France and Syria
War in Syria: understanding France’s position
France has been mobilizing since 2011 to find a solution to the Syrian conflict. Our position has remained unchanged and our priorities are still as follows:
1 - Make it possible to improve the humanitarian situation
2 - Resume negotiations so as to ensure a credible political transition
3 - Continue the fight against terrorism
On 19 December 2016, the United Nations Security Council adopted resolution 2328 on the humanitarian situation in Aleppo. This resolution, promoted by France, provides an initial response to the humanitarian emergency in the city. It should make it possible to implement the evacuation of civilians under United Nations supervision, guarantee immediate and unconditional access for humanitarian assistance to populations and ensure the protection of all health workers and facilities throughout the country.
The adoption of resolution 2328 follows up France’s action at the United Nations. France is permanently committed to gaining respect for international humanitarian law in Syria as reaffirmed in particular by Security Council resolutions 2254 (2015) endorsing a road map for a political transition, and 2258 (2015) aimed at facilitating cross-border and cross-line access by humanitarian agencies inside Syria.
- Resolution 2254 as posted on the United Nations website
- Resolution 2258 as posted on the United Nations website
Moreover, to avoid resigning ourselves to seeing the Security Council paralyzed when mass atrocities are perpetrated, since 2013 France has suggested regulating the use of the veto. France believes that the veto is not and cannot be a privilege: it involves duties and a special responsibility conferred by the Charter of the United Nations. The right of veto was granted to the five permanent members to foster cooperation among them to enable the United Nations to prevent and resolve international conflicts, ensure effective compliance with international law and protect civilian populations.
“France holds a constant position: the only solution to the conflict is a political outcome with a resumption of negotiations.”
As constantly affirmed by France, there can be no return to stability without a political process. This implies real negotiations and a credible political transition. The lack of a transition taking into account the aspirations of all Syrians in fact implies the prospect of a divided Syria inside which there will still be terrorist enclaves and where refugee flows to Europe will continue. It also implies the prospect of endless fighting.
Negotiations will have to take place between all parties – as provided for by the Geneva Communiqué and resolution 2254 (2015) – and be accompanied by the international community. They should include representatives of the regime and the opposition.

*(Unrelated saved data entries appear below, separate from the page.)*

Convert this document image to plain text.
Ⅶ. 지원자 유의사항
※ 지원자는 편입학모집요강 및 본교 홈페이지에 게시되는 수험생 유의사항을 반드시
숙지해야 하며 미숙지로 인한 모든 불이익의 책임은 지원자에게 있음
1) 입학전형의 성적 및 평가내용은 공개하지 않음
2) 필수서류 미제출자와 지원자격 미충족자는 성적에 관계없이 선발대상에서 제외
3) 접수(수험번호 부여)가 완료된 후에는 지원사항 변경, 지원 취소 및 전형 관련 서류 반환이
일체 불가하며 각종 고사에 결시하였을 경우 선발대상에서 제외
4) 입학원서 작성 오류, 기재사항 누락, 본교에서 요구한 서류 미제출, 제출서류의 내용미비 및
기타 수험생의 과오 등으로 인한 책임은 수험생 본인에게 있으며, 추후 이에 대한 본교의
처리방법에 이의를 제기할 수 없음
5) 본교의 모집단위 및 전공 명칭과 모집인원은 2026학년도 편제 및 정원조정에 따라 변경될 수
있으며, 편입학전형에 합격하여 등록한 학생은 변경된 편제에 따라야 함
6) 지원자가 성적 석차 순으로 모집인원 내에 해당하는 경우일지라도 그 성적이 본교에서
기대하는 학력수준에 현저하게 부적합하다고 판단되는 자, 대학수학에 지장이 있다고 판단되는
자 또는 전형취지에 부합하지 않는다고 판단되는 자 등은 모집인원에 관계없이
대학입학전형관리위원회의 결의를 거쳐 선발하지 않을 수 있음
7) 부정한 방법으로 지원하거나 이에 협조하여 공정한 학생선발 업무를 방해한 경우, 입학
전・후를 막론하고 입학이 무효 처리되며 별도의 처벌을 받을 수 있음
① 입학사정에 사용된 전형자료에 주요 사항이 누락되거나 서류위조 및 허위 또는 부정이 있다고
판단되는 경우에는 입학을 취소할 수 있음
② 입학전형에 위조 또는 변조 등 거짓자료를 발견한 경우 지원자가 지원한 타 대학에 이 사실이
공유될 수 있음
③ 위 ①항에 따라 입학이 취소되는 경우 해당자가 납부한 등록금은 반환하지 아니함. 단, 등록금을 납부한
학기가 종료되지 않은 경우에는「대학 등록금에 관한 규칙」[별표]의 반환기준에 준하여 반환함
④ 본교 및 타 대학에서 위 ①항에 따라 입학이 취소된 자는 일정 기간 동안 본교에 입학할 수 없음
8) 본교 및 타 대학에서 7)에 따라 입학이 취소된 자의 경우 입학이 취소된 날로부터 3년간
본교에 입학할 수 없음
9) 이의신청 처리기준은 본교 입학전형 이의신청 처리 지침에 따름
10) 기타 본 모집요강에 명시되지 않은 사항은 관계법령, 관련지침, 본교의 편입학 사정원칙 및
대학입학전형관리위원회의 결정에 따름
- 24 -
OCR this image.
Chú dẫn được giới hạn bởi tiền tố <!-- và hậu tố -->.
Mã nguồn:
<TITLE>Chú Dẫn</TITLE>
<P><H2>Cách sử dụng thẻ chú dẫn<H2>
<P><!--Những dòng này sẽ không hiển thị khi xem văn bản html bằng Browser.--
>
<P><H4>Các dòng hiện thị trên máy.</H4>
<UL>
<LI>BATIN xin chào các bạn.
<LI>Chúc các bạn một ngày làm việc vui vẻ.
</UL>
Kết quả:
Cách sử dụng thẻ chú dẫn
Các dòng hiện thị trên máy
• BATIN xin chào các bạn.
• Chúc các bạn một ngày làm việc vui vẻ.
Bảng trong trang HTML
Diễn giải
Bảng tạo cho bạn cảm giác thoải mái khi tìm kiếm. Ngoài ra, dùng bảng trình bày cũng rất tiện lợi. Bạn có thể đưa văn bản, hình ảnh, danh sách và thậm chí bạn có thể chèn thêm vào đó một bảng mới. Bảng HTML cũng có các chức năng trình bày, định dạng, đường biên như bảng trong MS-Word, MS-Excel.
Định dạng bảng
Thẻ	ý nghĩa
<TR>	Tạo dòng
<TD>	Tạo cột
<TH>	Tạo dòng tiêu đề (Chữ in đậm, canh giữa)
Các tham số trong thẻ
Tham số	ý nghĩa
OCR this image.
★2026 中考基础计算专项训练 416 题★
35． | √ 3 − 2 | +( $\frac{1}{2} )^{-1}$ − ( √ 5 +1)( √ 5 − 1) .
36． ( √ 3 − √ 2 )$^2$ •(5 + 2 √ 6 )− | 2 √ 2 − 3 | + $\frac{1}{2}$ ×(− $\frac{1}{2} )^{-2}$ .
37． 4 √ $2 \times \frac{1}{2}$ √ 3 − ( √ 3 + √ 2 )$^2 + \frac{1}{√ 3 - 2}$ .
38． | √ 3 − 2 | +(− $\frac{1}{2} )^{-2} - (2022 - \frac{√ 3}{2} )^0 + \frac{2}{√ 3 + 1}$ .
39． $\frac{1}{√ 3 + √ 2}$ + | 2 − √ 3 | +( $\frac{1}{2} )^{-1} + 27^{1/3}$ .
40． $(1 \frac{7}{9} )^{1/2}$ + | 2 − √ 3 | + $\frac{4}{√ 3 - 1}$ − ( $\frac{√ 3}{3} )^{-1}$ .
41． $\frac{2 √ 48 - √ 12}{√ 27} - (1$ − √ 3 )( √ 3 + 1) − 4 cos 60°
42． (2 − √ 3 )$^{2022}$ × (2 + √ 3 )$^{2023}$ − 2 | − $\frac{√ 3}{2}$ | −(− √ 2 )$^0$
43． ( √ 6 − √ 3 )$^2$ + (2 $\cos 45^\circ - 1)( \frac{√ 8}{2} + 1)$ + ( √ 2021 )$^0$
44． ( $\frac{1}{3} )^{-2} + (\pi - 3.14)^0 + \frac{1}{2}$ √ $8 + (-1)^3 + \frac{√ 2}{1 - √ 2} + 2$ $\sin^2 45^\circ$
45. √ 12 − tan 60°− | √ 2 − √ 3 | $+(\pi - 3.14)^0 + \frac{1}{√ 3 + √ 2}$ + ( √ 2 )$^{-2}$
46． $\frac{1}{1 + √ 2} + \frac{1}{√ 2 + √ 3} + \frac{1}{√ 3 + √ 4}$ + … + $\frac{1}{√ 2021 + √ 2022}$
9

France is pursuing its diplomatic efforts to that end. On 10 December 2016 in Paris, it initiated a ministerial meeting of the Like-Minded Countries which reaffirmed, on that occasion, their support for resuming negotiations between the opposition and the regime. The so-called "like-minded" countries are those working towards a democratic transition in Syria and sharing the conviction that a political solution is the only way out of the crisis.
At the political level, France remains constantly committed to a transition to achieve a negotiated solution. It is also a question of effectiveness in fighting terrorism: maintaining the Assad regime encourages continued conflict and radicalization of the opposition, sustains refugee flows, destabilizes the region and prevents Syrians from working together to fight terrorism. France is therefore supporting the moderate opposition meeting within the High Negotiations Committee (HNC) which has expressed its commitment to a political solution and to a free Syria.
At the military level, France has been carrying out Operation Chammal (in the framework of the Global Coalition against Daesh) in Iraq since September 2014 and in Syria since September 2015. It carries out air operations, and provides advice and training to Iraqi and particularly Kurdish security forces. France is also providing support to the moderate groups fighting against Daesh in Syria.